Dennis M Ritchie, Development of the C Language

野却迷人 2024-10-14 07:59:09

C 没有字符串作为语言的一部分。 C 中的“字符串”只是一个指向 char 的指针。所以也许你问错了问题。

“省略字符串类型的理由是什么”可能更相关。对此我要指出的是,C 不是面向对象的语言,只有基本值类型。字符串是一个更高级别的概念,必须通过以某种方式组合其他类型的值来实现。 C 处于较低的抽象级别。

鉴于下面的狂风暴雨:

我只是想指出,我并不是想说这是一个愚蠢或糟糕的问题,或者表示字符串的 C 方式是最好的选择。我试图澄清,如果考虑到 C 没有区分字符串作为数据类型和字节数组的机制,那么这个问题会更简洁。考虑到当今计算机的处理和内存能力,这是最佳选择吗?可能不会。但事后诸葛亮总是 20/20 之类的:)

C doesn't have a string as part of the language.
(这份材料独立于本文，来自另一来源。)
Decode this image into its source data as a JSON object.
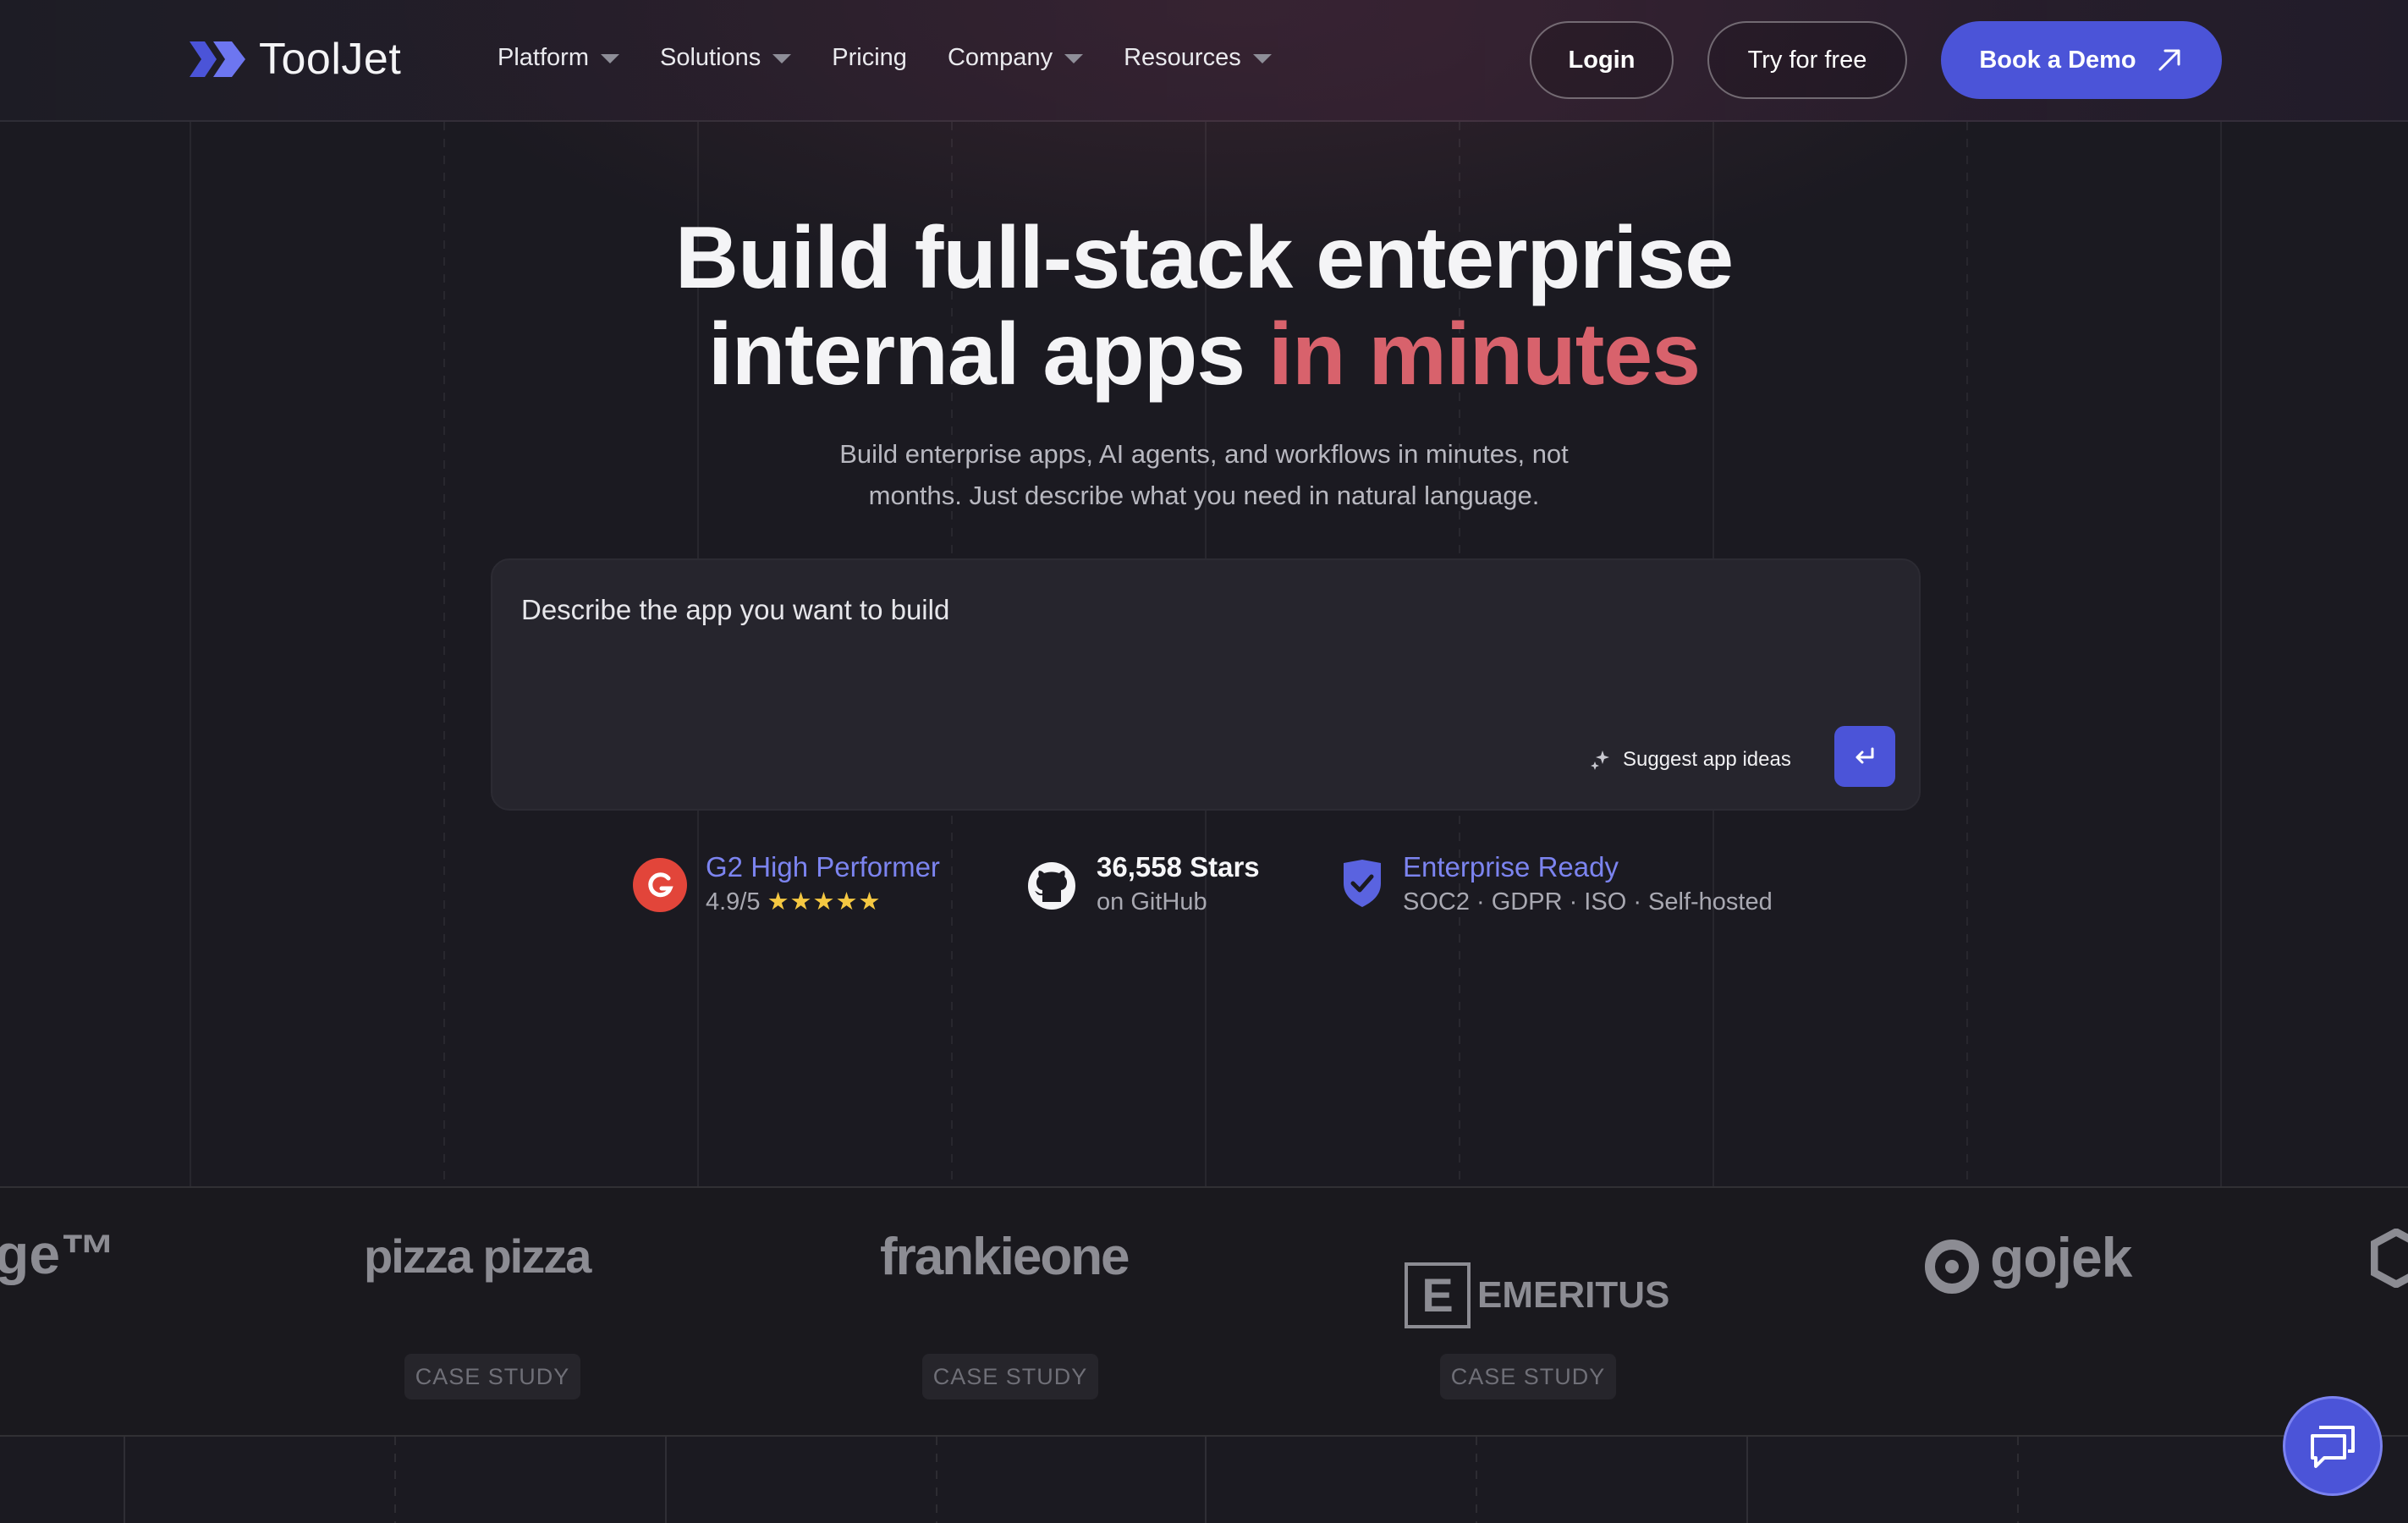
{
  "brand": {
    "name": "ToolJet",
    "accent_color": "#4b54d8",
    "highlight_color": "#d8626c"
  },
  "nav": {
    "menu": [
      {
        "label": "Platform",
        "dropdown": true
      },
      {
        "label": "Solutions",
        "dropdown": true
      },
      {
        "label": "Pricing",
        "dropdown": false
      },
      {
        "label": "Company",
        "dropdown": true
      },
      {
        "label": "Resources",
        "dropdown": true
      }
    ],
    "login_label": "Login",
    "try_label": "Try for free",
    "demo_label": "Book a Demo"
  },
  "hero": {
    "title_line1": "Build full-stack enterprise",
    "title_line2_a": "internal apps",
    "title_line2_b": "in minutes",
    "subtitle_line1": "Build enterprise apps, AI agents, and workflows in minutes, not",
    "subtitle_line2": "months. Just describe what you need in natural language."
  },
  "prompt": {
    "placeholder": "Describe the app you want to build",
    "suggest_label": "Suggest app ideas",
    "send_icon": "enter-icon"
  },
  "badges": [
    {
      "title": "G2 High Performer",
      "sub": "4.9/5",
      "stars": "★★★★★",
      "icon": "g2-icon"
    },
    {
      "title": "36,558 Stars",
      "sub": "on GitHub",
      "icon": "github-icon"
    },
    {
      "title": "Enterprise Ready",
      "sub": "SOC2 · GDPR · ISO · Self-hosted",
      "icon": "shield-check-icon"
    }
  ],
  "customers": [
    {
      "name": "ge™"
    },
    {
      "name": "pizza pizza",
      "case": "CASE STUDY"
    },
    {
      "name": "frankieone",
      "case": "CASE STUDY"
    },
    {
      "name": "EMERITUS",
      "mark": "E",
      "case": "CASE STUDY"
    },
    {
      "name": "gojek"
    }
  ],
  "chat_icon": "chat-bubble-icon"
}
A 'string' in C is just a pointer to char. So maybe you're asking the wrong question.

"What's the rationale for leaving out a string type" might be more relevant. To that I would point out that C is not an object oriented language and only has basic value types. A string is a higher level concept that has to be implemented by in some way combining values of other types. C is at a lower level of abstraction.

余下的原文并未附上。